Le diesel n’est pas mort ! Si Ségolène Royal, ministre de l’Environnement, et Anne Hidalgo, maire de Paris, mènent leur combat contre les moteurs à gazole, il y a au moins une personne au gouvernement qui en est un fervent défenseur et qui ose l'avouer !

En visite sur le site de l’équipementier Bosch à Onet-le-Château (Aveyron), mercredi 3 août 2016, le ministre de l’Economie, Emmanuel Macron, a surpris en révélant son attachement pour le diesel.

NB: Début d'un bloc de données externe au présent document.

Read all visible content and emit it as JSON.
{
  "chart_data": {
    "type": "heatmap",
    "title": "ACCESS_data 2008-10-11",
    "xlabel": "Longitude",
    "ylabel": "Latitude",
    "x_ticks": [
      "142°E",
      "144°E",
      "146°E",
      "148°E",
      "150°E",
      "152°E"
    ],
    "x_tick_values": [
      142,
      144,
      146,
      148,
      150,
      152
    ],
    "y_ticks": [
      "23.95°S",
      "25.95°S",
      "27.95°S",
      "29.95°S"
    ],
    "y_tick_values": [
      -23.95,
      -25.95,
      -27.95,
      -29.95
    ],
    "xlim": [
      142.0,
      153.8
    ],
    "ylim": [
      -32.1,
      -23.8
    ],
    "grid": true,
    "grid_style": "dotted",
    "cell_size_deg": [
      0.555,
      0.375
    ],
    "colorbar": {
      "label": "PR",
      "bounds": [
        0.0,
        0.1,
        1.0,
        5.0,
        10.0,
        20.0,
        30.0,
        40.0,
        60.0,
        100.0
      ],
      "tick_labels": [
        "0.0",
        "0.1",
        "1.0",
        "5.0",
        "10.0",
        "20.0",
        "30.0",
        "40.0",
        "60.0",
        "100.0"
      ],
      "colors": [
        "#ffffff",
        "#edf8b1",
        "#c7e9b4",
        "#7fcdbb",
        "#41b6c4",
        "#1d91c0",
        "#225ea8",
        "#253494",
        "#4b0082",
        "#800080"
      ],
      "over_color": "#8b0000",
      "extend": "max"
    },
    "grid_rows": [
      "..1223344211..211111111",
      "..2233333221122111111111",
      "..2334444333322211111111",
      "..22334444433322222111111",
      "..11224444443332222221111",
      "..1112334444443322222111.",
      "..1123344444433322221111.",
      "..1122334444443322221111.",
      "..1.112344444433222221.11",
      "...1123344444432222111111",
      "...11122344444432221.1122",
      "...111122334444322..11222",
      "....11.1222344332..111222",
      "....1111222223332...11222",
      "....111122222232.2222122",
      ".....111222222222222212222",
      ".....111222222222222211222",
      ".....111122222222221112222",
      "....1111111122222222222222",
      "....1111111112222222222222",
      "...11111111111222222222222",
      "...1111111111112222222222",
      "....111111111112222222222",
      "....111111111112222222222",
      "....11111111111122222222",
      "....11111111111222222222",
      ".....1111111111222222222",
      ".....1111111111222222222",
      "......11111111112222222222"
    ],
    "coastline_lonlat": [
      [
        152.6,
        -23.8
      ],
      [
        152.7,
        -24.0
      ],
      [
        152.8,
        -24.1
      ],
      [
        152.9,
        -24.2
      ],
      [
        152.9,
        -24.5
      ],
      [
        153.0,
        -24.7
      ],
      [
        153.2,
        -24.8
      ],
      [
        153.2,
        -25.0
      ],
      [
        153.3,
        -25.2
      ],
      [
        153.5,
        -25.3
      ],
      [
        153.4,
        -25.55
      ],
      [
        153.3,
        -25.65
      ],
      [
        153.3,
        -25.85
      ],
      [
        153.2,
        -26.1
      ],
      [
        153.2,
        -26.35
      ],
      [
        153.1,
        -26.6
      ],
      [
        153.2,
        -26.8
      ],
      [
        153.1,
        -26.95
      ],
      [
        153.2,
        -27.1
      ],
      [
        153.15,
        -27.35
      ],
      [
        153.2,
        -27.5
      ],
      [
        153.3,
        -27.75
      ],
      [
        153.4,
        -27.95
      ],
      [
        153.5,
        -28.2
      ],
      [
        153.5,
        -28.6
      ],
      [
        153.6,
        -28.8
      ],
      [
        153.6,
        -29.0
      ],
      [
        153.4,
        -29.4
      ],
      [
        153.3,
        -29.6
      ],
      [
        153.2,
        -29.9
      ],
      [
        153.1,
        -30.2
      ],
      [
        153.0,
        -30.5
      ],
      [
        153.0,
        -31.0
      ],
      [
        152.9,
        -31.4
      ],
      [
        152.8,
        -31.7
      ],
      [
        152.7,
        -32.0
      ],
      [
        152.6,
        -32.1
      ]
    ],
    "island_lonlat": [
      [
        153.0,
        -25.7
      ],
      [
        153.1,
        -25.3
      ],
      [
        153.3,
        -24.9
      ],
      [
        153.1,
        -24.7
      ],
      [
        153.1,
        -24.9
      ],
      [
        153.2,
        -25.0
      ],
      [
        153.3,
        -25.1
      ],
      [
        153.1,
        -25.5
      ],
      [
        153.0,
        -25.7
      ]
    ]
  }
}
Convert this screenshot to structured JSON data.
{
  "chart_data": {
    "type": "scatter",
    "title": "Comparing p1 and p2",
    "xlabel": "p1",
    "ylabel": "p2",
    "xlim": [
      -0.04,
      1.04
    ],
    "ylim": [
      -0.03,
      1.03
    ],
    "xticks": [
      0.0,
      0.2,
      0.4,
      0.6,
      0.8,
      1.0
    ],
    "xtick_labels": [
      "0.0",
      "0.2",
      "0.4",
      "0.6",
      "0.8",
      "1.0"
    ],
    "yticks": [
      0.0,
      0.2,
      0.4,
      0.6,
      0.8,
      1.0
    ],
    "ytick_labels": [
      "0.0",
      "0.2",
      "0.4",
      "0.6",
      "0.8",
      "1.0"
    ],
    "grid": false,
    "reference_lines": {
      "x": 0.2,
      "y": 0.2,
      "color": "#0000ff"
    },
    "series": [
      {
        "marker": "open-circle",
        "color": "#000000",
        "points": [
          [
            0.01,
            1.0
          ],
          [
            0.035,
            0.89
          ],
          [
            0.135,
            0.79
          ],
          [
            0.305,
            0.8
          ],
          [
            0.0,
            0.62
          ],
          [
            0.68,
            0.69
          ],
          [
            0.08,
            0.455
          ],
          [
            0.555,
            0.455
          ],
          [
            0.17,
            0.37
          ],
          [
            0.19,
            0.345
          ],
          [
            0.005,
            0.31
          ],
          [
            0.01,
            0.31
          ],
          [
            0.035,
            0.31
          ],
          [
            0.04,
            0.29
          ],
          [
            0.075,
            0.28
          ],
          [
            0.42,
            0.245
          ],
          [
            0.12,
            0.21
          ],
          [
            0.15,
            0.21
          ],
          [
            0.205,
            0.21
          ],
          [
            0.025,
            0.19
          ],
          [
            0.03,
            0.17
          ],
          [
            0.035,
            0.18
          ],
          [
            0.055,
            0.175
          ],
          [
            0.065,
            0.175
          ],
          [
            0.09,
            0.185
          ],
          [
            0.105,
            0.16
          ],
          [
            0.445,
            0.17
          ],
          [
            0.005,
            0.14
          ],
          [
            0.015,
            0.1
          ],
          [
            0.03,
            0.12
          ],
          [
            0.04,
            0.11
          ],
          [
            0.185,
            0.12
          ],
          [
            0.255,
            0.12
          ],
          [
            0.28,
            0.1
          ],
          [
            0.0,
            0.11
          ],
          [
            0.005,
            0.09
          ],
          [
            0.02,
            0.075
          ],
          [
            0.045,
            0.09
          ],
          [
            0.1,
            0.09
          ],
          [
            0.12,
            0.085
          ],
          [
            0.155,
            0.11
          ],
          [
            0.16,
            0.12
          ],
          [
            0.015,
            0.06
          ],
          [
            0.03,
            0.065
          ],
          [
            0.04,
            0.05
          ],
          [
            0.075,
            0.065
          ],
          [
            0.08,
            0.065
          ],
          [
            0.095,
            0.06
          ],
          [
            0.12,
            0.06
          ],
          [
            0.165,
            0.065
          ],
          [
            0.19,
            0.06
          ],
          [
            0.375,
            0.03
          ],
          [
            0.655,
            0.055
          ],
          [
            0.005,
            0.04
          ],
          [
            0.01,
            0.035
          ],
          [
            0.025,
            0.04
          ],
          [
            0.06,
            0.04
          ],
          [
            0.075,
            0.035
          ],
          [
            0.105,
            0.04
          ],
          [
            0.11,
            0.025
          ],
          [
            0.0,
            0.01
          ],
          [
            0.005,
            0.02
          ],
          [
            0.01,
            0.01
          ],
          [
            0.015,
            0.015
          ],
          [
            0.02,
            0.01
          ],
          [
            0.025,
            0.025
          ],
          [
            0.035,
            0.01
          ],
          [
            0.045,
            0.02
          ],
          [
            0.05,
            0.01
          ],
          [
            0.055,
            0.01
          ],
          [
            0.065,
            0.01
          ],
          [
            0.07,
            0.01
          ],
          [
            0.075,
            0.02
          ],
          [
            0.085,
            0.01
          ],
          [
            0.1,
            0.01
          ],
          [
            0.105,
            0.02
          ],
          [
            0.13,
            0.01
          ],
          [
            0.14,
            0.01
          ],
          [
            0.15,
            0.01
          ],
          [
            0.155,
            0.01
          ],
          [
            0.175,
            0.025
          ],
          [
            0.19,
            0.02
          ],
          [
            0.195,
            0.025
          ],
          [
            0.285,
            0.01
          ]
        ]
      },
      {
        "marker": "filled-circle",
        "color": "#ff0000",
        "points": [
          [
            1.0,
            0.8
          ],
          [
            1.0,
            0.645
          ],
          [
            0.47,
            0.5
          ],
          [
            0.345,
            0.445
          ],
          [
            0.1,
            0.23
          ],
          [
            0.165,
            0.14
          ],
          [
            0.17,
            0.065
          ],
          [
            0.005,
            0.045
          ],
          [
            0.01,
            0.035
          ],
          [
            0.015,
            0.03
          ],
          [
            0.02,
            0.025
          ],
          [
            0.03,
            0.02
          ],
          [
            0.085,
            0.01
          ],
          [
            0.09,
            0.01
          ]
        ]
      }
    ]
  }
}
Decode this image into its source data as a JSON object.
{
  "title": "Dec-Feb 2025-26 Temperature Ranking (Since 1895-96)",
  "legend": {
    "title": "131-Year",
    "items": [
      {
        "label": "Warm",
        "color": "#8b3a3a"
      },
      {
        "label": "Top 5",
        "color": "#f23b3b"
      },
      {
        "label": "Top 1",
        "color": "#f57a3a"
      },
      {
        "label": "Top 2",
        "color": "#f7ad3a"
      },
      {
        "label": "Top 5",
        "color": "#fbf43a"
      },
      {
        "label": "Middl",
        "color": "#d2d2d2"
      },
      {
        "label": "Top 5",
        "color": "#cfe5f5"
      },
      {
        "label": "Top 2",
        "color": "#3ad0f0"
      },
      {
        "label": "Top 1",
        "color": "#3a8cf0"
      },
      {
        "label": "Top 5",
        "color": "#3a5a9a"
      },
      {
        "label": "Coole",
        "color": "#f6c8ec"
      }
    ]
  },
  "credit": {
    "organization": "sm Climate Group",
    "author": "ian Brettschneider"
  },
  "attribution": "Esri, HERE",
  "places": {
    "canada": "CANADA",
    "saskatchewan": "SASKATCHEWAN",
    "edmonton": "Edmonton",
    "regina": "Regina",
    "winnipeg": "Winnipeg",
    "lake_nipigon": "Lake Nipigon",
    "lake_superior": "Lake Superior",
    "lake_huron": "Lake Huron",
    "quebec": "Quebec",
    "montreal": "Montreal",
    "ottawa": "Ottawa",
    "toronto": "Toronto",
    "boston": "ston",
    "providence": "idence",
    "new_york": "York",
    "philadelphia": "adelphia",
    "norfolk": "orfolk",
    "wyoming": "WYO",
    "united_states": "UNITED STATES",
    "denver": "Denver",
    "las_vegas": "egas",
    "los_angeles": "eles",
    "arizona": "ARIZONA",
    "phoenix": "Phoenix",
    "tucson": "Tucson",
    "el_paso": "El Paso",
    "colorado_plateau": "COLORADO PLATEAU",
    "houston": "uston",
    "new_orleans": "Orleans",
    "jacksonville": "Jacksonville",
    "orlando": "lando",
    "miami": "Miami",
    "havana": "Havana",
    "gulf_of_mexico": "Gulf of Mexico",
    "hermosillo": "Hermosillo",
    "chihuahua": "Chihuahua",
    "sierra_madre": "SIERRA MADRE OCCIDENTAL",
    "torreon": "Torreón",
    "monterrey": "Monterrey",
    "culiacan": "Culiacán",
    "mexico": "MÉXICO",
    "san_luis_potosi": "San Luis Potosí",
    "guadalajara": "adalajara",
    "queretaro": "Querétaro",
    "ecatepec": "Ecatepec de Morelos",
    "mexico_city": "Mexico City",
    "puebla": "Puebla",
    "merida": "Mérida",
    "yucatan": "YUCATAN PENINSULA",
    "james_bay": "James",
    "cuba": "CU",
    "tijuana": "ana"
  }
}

D’abord hué, celui-ci est parti à la rencontre des 60 salariés spécialisés dans la fabrication des éléments moteurs qui l’ont interpellé sur les positions politiques de ces dames (restriction de la circulation des véhicules au 1er juillet 2016). Il leur a assuré que le moteur diesel "restait bien au cœur de la politique industrielle française et de la mobilité environnementale".

Aussi, dans son discours, le patron de Bercy n’a pas hésité à rappeler son titre de "ministre" contrairement à "Madame Hidalgo, qui n’est pas ministre de l’Industrie" : "ses décisions ne valent pas pour la France, il ne faut pas faire la chasse au diesel après le scandale des moteurs diesel truqués de Volkswagen" a-t-il ajouté.

Quant au carburant, Emmanuel Macron s’est permis de vanter les performances de la nouvelle génération en estimant que "l’avenir du diesel passe par l’innovation" même si la question des particules reste présente. Le diesel de l’ancienne génération selon lui, reste néanmoins important au vu "des millions de personnes qui l’achètent, celles qui ont le moins de pouvoir d’achat". a t-il souligné.